Another frequently asked question is whether AVATAR could be helpful for people with psychosis who do not want to take medication. The inclusion criteria for the current trial are that participants hear voices despite continuing to take medication. As a result, we have excluded a small number of referrals of young people from early intervention services who were being managed off medication. We believe that this cautious approach is the right one at this stage of development of AVATAR. Should evidence from a number of trials show a low risk of adverse clinical effects, it would be appropriate to move toward a carefully conducted clinical trial as has been implemented for CBTp (Morrison et al. 2015). Another important though rather obvious consequence of the approach is that it provides a unique opportunity for the participant to share the voice hearing experience with the therapist and others – a feature that has been commented upon favorably by several participants, a number of whom have decided to play the sessions to friends and families.

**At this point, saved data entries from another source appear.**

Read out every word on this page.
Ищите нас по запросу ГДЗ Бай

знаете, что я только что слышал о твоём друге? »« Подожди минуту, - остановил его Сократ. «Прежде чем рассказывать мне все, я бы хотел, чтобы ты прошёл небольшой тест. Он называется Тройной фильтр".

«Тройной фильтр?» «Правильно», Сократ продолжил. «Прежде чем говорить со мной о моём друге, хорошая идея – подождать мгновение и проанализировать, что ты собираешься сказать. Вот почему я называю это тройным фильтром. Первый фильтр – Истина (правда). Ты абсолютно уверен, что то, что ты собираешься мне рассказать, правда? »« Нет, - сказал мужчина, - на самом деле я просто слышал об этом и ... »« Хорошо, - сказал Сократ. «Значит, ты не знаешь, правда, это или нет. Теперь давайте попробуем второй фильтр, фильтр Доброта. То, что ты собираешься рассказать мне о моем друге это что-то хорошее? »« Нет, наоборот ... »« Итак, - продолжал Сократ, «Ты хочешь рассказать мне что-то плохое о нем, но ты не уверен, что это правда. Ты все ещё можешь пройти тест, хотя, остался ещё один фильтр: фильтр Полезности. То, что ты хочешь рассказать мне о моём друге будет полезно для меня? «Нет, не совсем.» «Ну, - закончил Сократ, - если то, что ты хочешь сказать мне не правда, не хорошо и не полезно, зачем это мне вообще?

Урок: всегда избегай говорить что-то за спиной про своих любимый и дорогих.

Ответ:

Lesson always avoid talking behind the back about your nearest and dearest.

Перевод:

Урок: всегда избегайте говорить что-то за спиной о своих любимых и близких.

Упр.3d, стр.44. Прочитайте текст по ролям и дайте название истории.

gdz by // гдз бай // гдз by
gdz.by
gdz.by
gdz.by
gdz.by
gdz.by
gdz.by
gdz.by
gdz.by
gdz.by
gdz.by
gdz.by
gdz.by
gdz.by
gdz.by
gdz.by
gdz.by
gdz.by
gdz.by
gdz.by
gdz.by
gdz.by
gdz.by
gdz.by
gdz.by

Working with and through an avatar provides an opportunity for the therapist to reflect on what living with such hostility on an ongoing basis might actually be like. In this way, empathy is taken from an abstract clinical plane and brought closer to the experience of people living with distressing voices.

4. Conclusion

AVATAR therapy is part of a new and exciting wave of therapies which adopt an explicitly relational and dialogic approach to working with distressing voices experienced by individuals suffering from psychosis. Although this work needs replication in future trials, initial data on the use of this novel approach offers many opportunities both in terms of the delivery of therapy and in elaborating our understanding of the phenomenology of “voice hearing.” Also AVATAR therapy has the potential of being applied to other mental health disorders and conditions which of course require further work and adaptations.